Lastly, you ultimately have the contingency period to back out of the deal or get a substancial price reduction. Any home has “problems” that need fixing’!
God help us all… First of all, I have NOT been looking for a house since 2007 because that is an exercise in futility. Any frustration would be due to an inability to perceive the current environment and act in a way that will lead to gains. Signing up for a 30 year mortgage does not provide me with any gain. The banking system will gain though my servitude, but not me. I cannot understand how thinking people can look at the current “market” and feel left out because they are not allowed to sign themselves into life long servitude. You are upset because you can’t choose the paint on the walls where you live? Really? You got to be kidding me! This is how Madoff worked. Only special important people were allowed to be scammed by him. Gee, if only I could give all my money to Madoff, my life would be so much better. This must truly be the end of days….
I paint apartment walls all the time. The $400 deposit is much less than losing 300K on a home or the 16k year on property tax. Or the $450 month association fee. Or the ….
Paint away.
Interesting. I am seeing priuce declines in the Conejo Valley. Some houses in the Conejo Valley for below 400k-ok houses. Now if they come below 300k-perhaps it might be a bottom?
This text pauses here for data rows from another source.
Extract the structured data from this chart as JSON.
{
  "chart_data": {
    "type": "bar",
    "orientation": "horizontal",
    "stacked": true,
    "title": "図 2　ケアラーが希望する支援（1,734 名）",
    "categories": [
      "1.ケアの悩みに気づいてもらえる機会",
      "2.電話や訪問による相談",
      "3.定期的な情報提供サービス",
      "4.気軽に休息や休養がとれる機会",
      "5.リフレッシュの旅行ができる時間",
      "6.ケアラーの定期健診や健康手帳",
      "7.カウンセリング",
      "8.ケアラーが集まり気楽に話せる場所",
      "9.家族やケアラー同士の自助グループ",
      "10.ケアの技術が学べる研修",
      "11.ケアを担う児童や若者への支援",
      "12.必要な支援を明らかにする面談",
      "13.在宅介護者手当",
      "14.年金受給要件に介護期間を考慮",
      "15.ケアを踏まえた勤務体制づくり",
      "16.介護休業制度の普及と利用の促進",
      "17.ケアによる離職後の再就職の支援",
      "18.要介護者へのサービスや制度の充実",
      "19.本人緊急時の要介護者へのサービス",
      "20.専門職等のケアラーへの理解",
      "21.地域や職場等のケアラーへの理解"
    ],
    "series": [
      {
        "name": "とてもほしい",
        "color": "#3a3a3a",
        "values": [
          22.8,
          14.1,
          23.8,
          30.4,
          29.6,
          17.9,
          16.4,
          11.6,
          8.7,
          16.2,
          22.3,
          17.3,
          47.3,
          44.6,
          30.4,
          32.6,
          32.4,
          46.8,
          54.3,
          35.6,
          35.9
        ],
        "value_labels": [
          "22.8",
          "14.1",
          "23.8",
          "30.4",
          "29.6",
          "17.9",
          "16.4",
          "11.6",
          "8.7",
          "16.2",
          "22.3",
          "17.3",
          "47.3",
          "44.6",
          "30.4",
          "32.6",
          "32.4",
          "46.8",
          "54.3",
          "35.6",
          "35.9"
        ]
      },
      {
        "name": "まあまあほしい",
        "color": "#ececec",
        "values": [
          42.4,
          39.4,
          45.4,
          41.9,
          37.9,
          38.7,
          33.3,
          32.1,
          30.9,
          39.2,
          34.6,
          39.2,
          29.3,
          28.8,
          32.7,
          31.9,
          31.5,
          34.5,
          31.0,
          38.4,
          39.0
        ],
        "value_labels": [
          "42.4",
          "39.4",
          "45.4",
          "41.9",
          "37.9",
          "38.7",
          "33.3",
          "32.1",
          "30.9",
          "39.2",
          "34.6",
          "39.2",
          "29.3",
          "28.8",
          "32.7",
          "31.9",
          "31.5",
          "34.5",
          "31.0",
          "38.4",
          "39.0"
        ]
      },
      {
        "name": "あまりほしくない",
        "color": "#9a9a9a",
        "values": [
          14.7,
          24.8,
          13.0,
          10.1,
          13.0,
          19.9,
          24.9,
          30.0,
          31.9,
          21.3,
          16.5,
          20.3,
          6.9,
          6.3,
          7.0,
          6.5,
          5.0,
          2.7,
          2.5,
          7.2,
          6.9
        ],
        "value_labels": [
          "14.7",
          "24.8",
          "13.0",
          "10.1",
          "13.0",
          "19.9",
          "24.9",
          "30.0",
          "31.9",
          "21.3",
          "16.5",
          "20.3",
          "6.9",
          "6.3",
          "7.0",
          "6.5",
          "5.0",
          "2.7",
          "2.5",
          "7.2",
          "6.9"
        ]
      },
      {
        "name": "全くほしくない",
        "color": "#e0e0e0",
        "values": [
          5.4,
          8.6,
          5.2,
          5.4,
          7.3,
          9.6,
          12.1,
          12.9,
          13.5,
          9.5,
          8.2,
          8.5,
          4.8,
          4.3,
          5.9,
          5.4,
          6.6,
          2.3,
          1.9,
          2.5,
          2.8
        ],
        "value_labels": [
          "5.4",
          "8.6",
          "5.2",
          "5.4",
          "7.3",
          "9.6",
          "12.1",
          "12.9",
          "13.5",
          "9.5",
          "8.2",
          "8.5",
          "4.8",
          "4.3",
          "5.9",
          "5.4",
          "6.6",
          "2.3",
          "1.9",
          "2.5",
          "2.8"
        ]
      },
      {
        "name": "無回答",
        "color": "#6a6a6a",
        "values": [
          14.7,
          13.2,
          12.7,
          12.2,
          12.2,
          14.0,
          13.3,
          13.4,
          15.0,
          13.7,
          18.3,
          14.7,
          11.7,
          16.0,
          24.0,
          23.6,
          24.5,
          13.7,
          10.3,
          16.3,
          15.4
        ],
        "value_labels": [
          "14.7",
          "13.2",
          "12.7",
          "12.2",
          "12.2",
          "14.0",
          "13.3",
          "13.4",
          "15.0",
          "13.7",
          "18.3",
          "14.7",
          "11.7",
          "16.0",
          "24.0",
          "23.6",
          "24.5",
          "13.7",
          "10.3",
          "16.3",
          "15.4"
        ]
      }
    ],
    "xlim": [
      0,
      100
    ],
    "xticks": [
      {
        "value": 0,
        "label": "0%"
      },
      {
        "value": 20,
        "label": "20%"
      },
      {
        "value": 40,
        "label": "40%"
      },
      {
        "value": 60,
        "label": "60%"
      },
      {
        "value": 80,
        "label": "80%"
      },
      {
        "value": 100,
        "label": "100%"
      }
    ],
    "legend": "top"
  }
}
Hi CABOY: It’s Valley girl. Pleae let me know..Where in the Conejo Valley do you see prices 400K “OK” homes?
Hello Valley Girl,
I just searched on Redfin and Yahoo real estate and put in Thousand Oaks and searched max price of 500k. It pulled in a few below 400k and quite a few below 500k. I was as surprised as you . I am looking at buying, below 400k, is a risk I am willing to take-especially in that area. These are Single family homes.
I was as surprised as you are, as during the peak, houses in the inland empire were selling for the same price. I haven’t contacted the brokers yet-but am thinking of doing so. I have to live somewhere and instead of a dinky apartment, I could be living in the home for the same payment.
Depends on your definition of “OK”. I live in a tract of smaller older homes (built in the ’70s) on the west side of T.O. (nice quiet neighborhood near schools/parks). Sizes range from 1200 to 1500 sqft. and recent prices from $380K to about $440K. If you can live with a small footprint then ~$400K certainly is available in T.O. If by “OK” you mean 2000+ sqft. then I agree that $400K in the Conejo would be difficult to find.
Compare the cost of a paid off home to the cost of renting. Taxes + maintenance versus the rent payment. Where I live, renting comes in last place by a good margin. Fast forward to when you are 70. Another month, another rent payment.